אליגוריות החוקים, ספר ב כ״הAllegorical Interpretation of Genesis, Book II 25
א׳
1[99] “Biting the horse’s heel.” It is quite in keeping that the character which upsets the stability of created and perishable life attacks the heel. The passions are likened to a horse. For passion, like a horse, is a four-legged creature, impulsive, full of wilfulness, and naturally restive. But the principle of self-mastery loves to bite and wound and destroy passion. When passion with its heel bitten has stumbled “the horseman shall fall backwards.” We must understand by “the horseman” the mind that is mounted on the passions, which falls off the passions when they are brought to a reckoning and overthrown.
ב׳
2[100] ’Tis well that the soul does not fall forwards: let him not get in advance of the passions, but be behind them, and he shall learn self-control. And there is sound principle in what is said here.

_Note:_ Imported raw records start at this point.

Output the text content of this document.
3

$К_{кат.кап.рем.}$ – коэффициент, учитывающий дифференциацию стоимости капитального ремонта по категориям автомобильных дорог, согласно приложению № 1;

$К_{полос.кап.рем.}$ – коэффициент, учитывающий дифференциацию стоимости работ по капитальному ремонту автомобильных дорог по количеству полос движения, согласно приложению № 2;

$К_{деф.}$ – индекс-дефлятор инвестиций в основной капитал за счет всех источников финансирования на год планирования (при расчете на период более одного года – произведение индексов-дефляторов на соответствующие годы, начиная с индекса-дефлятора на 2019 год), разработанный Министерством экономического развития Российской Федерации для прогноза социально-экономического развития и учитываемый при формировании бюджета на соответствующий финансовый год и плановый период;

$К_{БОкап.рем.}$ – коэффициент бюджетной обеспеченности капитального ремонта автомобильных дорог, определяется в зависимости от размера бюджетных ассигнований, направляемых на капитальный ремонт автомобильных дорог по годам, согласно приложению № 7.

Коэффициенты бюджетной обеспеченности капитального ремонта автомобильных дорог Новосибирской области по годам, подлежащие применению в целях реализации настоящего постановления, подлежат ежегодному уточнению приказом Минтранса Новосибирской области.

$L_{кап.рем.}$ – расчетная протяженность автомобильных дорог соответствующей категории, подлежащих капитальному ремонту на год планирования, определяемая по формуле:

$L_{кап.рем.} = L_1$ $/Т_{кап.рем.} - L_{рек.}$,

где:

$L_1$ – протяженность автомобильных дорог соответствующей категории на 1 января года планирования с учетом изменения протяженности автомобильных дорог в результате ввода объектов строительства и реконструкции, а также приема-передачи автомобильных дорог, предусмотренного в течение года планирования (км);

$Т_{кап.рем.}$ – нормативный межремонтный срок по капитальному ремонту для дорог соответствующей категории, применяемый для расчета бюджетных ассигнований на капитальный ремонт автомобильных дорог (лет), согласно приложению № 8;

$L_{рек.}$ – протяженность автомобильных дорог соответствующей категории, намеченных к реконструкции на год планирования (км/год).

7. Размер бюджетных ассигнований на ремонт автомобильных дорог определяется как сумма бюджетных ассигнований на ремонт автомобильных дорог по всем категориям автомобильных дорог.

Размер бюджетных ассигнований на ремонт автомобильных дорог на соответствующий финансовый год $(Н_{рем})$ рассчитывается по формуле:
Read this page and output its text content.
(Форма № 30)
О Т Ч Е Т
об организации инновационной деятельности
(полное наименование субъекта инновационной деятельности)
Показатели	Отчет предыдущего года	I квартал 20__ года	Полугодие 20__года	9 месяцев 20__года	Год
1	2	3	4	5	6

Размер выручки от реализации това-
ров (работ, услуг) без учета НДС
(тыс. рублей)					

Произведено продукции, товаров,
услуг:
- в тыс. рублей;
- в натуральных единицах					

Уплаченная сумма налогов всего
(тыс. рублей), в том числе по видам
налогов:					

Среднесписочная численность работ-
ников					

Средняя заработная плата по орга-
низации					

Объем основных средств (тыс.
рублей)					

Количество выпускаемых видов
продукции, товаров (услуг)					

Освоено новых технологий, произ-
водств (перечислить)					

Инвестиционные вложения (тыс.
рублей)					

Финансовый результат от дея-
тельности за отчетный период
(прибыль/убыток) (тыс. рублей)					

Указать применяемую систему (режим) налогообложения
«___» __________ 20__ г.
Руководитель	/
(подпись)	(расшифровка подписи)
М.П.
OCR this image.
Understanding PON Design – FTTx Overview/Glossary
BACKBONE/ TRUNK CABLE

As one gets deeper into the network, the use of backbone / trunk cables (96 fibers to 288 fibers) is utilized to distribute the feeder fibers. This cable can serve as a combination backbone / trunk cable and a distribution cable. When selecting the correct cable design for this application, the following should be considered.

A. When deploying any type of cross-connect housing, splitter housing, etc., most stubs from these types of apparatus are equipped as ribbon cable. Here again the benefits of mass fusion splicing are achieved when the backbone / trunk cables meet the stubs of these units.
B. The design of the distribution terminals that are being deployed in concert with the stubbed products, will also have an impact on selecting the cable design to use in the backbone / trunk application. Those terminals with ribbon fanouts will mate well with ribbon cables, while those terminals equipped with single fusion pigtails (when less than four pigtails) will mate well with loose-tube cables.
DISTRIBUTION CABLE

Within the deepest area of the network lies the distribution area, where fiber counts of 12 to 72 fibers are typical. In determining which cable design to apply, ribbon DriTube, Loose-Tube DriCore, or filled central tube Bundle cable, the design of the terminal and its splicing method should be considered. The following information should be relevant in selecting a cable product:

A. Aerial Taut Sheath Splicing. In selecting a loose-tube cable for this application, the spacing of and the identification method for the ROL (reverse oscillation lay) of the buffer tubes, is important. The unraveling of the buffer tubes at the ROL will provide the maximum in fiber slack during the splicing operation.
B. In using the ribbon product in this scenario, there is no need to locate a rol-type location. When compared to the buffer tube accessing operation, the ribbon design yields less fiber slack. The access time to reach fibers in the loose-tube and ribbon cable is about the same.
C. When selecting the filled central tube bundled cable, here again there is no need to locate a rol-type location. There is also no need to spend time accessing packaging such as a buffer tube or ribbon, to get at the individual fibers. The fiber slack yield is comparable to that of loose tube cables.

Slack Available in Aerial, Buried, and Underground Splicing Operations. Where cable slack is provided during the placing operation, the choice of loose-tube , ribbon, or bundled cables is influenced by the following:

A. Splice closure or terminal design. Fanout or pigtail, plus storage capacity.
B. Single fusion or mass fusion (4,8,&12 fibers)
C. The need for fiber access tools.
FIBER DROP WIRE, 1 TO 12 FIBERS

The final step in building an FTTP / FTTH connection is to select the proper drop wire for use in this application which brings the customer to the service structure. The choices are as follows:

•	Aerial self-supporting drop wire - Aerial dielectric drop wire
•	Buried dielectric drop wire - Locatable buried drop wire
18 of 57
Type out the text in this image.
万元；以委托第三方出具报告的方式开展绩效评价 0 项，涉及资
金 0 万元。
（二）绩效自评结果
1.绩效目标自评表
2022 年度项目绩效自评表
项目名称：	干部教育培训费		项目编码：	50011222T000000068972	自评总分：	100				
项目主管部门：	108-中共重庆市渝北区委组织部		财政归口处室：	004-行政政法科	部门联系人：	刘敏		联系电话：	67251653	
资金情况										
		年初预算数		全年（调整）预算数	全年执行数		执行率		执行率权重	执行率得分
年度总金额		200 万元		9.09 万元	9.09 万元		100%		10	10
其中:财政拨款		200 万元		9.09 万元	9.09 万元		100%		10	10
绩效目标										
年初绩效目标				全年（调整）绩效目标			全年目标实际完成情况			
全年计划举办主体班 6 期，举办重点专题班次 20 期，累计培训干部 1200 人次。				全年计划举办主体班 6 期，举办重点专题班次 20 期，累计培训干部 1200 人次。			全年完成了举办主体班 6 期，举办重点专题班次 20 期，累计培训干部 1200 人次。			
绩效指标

For if the mind, after starting out to do wrong, drops behind and falls backwards, it will not do the wrong deed; and if, after experiencing an impulse to an irrational passion, it does not follow it up, but stays behind, it will reap the fairest reward, even exemption from passion.
ג׳
3[101] That is why the prophet, understanding the falling backwards to be escape from the passions, adds the words, “waiting for the salvation of the Lord”: for he is indeed saved by God who falls away from the passions and comes short of realizing them in act. May my soul have such a fall, and never mount the beast of passion, wild like a bounding capering horse, that, having waited for God’s salvation, it may attain to bliss.
ד׳
4[102] This explains why Moses in the Song praises God, that “He cast horse and rider into the sea” (Exod. 15:1). He means that God cast to utter ruin and the bottomless abyss the four passions and the wretched mind mounted on them. This is indeed practically the chief point of the whole Song, to which all else is subsidiary. And it is true; for if the soul be won by exemption from passion, it will have perfect bliss.